Toward selective quantum advantage in hadronic tomography:explicit cases from Compton form factors, GPDs, TMDs, and GTMDs

TL;DR

This paper explores the potential for quantum computing to provide advantages in hadronic tomography by analyzing specific observables like GPDs and TMDs, focusing on algorithmic, computational, and inference benefits.

Contribution

It identifies explicit quantum targets in hadronic physics and connects quantum advantages to formal objects, proposing benchmarks for credible quantum advantage claims.

Findings

Quantum algorithms can improve extraction of certain hadronic observables.

Direct quantum evaluation of correlators becomes feasible for some distributions.

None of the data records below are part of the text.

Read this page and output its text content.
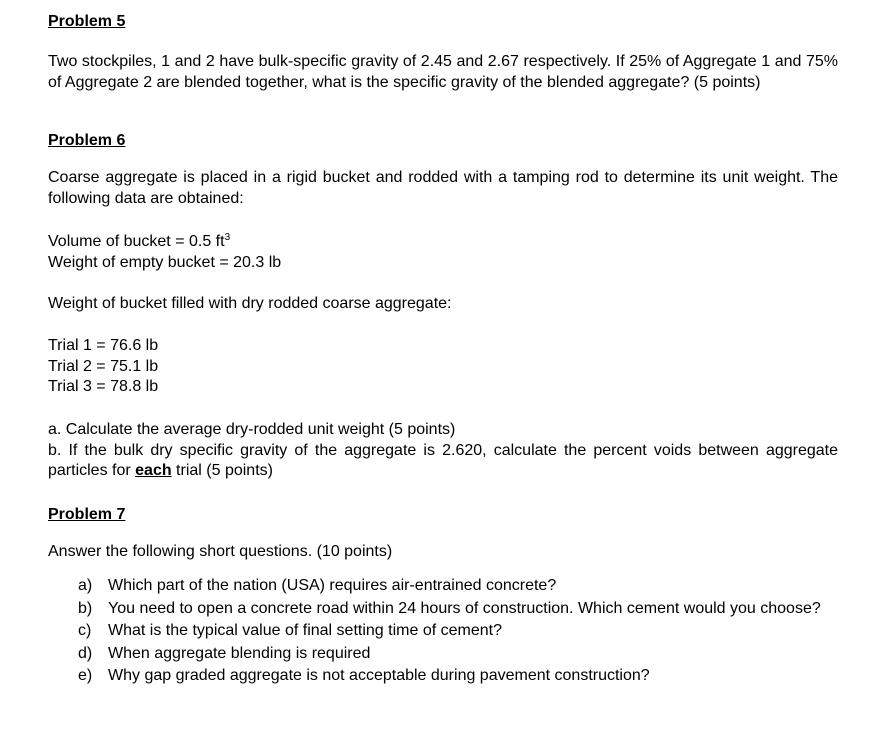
Problem 5
Two stockpiles, 1 and 2 have bulk-specific gravity of 2.45 and 2.67 respectively. If 25% of Aggregate 1 and 75% of Aggregate 2 are blended together, what is the specific gravity of the blended aggregate? (5 points)
Problem 6
Coarse aggregate is placed in a rigid bucket and rodded with a tamping rod to determine its unit weight. The following data are obtained:
Volume of bucket = 0.5 $ft^3$
Weight of empty bucket = 20.3 lb
Weight of bucket filled with dry rodded coarse aggregate:
Trial 1 = 76.6 lb
Trial 2 = 75.1 lb
Trial 3 = 78.8 lb
a. Calculate the average dry-rodded unit weight (5 points)
b. If the bulk dry specific gravity of the aggregate is 2.620, calculate the percent voids between aggregate particles for each trial (5 points)
Problem 7
Answer the following short questions. (10 points)
a) Which part of the nation (USA) requires air-entrained concrete?
b) You need to open a concrete road within 24 hours of construction. Which cement would you choose?
c)	What is the typical value of final setting time of cement?
d) When aggregate blending is required
e) Why gap graded aggregate is not acceptable during pavement construction?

Quantum Deep Neural Networks enhance extraction performance in noisy, sparse data regimes.

Abstract

We recast the case for quantum advantage in hadronic physics as an observable-by-observable question rather than a blanket claim about Quantum Chromo-Dynamics (QCD). Focusing on hadronic tomography, we analyze why Compton form factors (CFF), generalized parton distributions (GPDs), Transverse Momentum-dependent Distributions (TMDs), and Generalized Transverse Momentum-dependent Distributions (GTMDs) are natural quantum targets: they are defined by light-front, off-forward, or real-time correlation functions whose extraction from Euclidean calculations or sparse experimental data is often an ill-posed inverse problem. We separate three notions of advantage -- algorithmic, computational, and representational -- and connect each to explicit formal objects. At the algorithmic level, Hamiltonian simulation, linear-response algorithms, and amplitude-estimation primitives motivate gains for real-time and sign-problematic observables. At the computational level, direct quantum evaluation of matrix elements and correlators becomes plausible for PDFs, GPDs, timelike response, and high-energy evolution. At the inference level, recent Quantum Deep Neural Network (QDNN) studies of CFF extraction indicate improved performance in noisy and sparse regimes and motivate hybrid fits in which a quantum simulator supplies a physics prior while a classical network models detector and nuisance effects. We discuss why real-device execution is scientifically necessary, summarize current hardware milestones, and propose benchmark criteria for credible claims of quantum advantage in hadronic tomography.